Classical IPR in conversation with Yolanda Kondonassis and Ward Stare

Jun 6, 2019

Harpist Yolanda Kondonassis and conductor Ward Stare

Yolanda Kondonassis is one of the leading harpists in the world today. Ward Stare is the music director of the Rochester (NY) Philharmonic Orchestra.

Kondonassis and Stare recently collaborated on the world premiere performance and recording of a new harp concerto by Pulitzer Prize- and Grammy Award-winning composer Jennifer Higdon

Kondonassis and Stare recently spoke with Classical IPR about Higdon's harp concerto, which appears on a new album called "American Rapture." They each chose a movement from the concerto to share with IPR listeners as well.

Listen to the entire conversation with music below. An edited transcript of the interview appears below.

Harpist Yolanda Kondonassis on her four years at Interlochen Arts Academy

YK: That four years at Interlochen was just really life-changing. It was so indelible and so meaningful. Probably not a day goes by that I don't think of my time there at Interlochen in some way, shape or form. I will feel forever connected.

On her past statements that “the harp is a crazy, challenging, magical instrument” 

YK: I could come up with about 30 other adjectives as well. The harp is an oddball. There's no way to get around that. It was at Interlochen that I decided to make the harp my life's work. That crazy, oddball, magical part of the instrument was why I picked it. It's also a challenge, and I felt like there was a lot of open territory to be explored, and a lot of ambassador work that the harp needed in terms of [forging] its way in the concert world.

On choosing Jennifer Higdon as the composer to write a harp concerto for her

YK: You know, she's a little crazy and magical also. So I think it was a good fit. She really has a way with color, and when you have an instrument like the harp you want a composer who deals in color. . . . Once I got in her queue - which is long - I then busied myself assembling an orchestral consortium, assembling the various sources of funding and convincing all my friends and conductors and orchestras to participate.
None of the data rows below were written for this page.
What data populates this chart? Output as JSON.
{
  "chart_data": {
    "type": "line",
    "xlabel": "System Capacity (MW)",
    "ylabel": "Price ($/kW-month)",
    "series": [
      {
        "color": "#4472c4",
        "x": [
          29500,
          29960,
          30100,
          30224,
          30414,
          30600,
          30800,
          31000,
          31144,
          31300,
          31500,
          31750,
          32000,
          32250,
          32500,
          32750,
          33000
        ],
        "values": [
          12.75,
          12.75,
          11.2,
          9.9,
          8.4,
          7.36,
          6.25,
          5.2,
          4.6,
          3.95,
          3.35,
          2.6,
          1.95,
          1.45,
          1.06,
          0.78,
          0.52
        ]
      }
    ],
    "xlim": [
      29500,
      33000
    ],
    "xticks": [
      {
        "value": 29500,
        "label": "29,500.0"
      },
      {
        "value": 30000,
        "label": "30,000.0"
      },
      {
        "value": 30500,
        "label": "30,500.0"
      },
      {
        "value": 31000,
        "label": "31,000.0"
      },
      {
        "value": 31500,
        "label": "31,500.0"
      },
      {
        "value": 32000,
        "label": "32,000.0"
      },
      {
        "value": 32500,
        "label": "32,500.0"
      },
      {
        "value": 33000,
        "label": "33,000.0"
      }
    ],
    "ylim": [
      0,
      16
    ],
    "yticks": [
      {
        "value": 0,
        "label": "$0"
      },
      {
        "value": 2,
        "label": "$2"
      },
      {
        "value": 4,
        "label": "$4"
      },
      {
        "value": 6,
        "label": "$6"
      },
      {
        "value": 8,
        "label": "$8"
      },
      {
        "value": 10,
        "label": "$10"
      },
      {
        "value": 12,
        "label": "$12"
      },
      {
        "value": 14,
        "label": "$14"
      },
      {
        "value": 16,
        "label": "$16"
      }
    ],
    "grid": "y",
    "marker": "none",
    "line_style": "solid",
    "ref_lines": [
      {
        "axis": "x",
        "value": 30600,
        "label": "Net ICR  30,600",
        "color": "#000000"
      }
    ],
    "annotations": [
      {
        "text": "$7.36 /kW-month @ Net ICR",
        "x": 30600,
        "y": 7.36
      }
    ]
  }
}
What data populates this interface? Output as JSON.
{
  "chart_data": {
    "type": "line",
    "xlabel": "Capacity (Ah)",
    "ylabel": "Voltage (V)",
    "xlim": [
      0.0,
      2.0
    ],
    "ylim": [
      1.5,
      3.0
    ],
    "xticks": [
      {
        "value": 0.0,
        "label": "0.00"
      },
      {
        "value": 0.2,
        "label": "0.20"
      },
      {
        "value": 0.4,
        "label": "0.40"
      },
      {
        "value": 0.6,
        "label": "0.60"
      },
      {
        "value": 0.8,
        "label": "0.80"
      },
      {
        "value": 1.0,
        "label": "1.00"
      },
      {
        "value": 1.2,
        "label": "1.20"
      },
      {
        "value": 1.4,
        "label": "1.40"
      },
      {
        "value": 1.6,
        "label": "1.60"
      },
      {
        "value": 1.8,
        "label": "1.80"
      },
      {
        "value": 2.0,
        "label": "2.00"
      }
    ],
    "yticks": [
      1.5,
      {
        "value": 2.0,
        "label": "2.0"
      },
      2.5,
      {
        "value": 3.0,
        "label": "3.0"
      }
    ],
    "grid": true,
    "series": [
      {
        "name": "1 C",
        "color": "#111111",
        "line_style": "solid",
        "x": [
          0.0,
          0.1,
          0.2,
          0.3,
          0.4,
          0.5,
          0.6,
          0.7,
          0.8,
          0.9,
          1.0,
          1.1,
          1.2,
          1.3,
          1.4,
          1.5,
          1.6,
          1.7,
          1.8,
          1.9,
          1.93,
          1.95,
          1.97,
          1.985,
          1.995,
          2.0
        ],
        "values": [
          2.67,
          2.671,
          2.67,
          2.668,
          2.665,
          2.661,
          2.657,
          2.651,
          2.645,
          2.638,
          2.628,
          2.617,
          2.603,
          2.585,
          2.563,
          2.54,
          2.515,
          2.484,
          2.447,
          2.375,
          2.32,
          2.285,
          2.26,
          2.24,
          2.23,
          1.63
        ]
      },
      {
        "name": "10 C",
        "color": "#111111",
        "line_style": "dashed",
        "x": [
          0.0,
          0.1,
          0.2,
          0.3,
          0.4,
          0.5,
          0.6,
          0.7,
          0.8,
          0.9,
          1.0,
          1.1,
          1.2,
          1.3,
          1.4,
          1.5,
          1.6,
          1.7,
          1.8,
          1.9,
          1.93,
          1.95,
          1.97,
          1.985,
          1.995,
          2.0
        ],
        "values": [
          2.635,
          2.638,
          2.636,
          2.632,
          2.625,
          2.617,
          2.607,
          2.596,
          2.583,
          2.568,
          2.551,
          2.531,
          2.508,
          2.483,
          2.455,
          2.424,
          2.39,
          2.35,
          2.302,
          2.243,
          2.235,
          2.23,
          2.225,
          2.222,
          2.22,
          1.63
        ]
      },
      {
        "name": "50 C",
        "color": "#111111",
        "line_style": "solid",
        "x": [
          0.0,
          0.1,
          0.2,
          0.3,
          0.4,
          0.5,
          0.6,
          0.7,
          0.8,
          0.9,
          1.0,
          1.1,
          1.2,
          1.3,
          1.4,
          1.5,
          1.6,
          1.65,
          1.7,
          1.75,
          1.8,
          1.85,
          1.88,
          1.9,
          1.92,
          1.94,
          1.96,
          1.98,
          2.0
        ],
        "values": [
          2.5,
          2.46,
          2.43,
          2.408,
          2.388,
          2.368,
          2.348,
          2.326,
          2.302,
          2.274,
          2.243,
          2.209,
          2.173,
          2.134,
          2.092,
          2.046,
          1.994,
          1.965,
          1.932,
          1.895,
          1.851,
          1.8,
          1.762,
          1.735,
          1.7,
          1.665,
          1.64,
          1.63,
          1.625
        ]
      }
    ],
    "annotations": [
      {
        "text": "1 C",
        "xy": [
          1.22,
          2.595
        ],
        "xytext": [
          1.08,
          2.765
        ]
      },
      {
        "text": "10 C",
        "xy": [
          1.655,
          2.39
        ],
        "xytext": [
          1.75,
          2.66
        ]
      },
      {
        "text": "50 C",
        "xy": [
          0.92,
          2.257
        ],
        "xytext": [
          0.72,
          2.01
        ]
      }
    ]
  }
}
On connecting with conductor Ward Stare and the Rochester Philharmonic Orchestra

YK: Ward and I have known each other for quite a many years. We became acquainted at a music festival 10 or 12 years ago, and when I was assembling orchestras for this [harp concerto], I thought of him immediately as somebody who would not just be a wonderful friend to work with but who would really do an amazing job with this.

On the third movement of the concerto, “Lullaby”"

YK: We've often referred to the third movement the jewel in the crown of this piece. Jennifer told me that that the lullaby was inspired by my relationship with my daughter, who I'm in love with. [Higdon] wrote this amazing movement that's like a little break in the action - it's chamber music. Really, it's the harp and then principal players and a healthy dose of percussion. It's not a sleepy lullaby. It's more of a precocious lullaby, one with lots of flow. Jennifer is a good listener because this movement really does embody my particular daughter, who has never been a sleepy child - sadly never gotten much more than about eight hours of sleep at a time out of her, even a tiny baby. This is her movement. This feels very, very personal to me.

Conductor Ward Stare on his summer as an intermediate camper at Interlochen

WS: I remember the uniform very well. It was one of the first times that I was away from my home for an extended period of time. Being immersed in that constant atmosphere of being with colleagues, being with other enthusiastic music students, and having so much to listen to and discover and learn – it was really quite special.

On his frequent work with new music by living composers

WS: I think that all of us as artists have a responsibility to be nurturing and promoting and vigorously advocating for the creation of new work in our art form, so that we constantly are expanding our horizons and our palette, so to speak, artistically, sonically and conceptually. I love working with new music, I love working with composers for world premieres or pieces that have recently been written. I love the challenges that come with that. I love the sense of discovery that one has going through that process, and being able to give the world premiere of a work is truly an honor.

On the fourth movement of the concerto, “Rap Knock”

WS: If you're listening to it on the radio, you may be confused at the very beginning because you hear percussion instruments, and you may think it's just featuring the percussion section alone. But, in fact, Jennifer has written for the harpist to be a percussionist, using the fingers to literally rap and knock on the sides of the harp itself. There's no plucking of the strings in the in the beginning for Yolanda – she’s just a percussionist with her colleagues in the percussion section. Then once this groove gets established, you'll hear this sound you've never heard before coming out of the percussion section itself. It's a new color it's a new technique that Jennifer discovered. Basically you take a crotale and you strike it over a snare drum and you lower it slowly onto the head of the drum. And if the snare is turned on, the snares activate, so it almost sounds like you're starting a roll. But then you drop the cymbal on the head of the drum and the roll stops. So it's got this sort of “whoosh, swish, roll” kind of thing, all combined into one unique sound.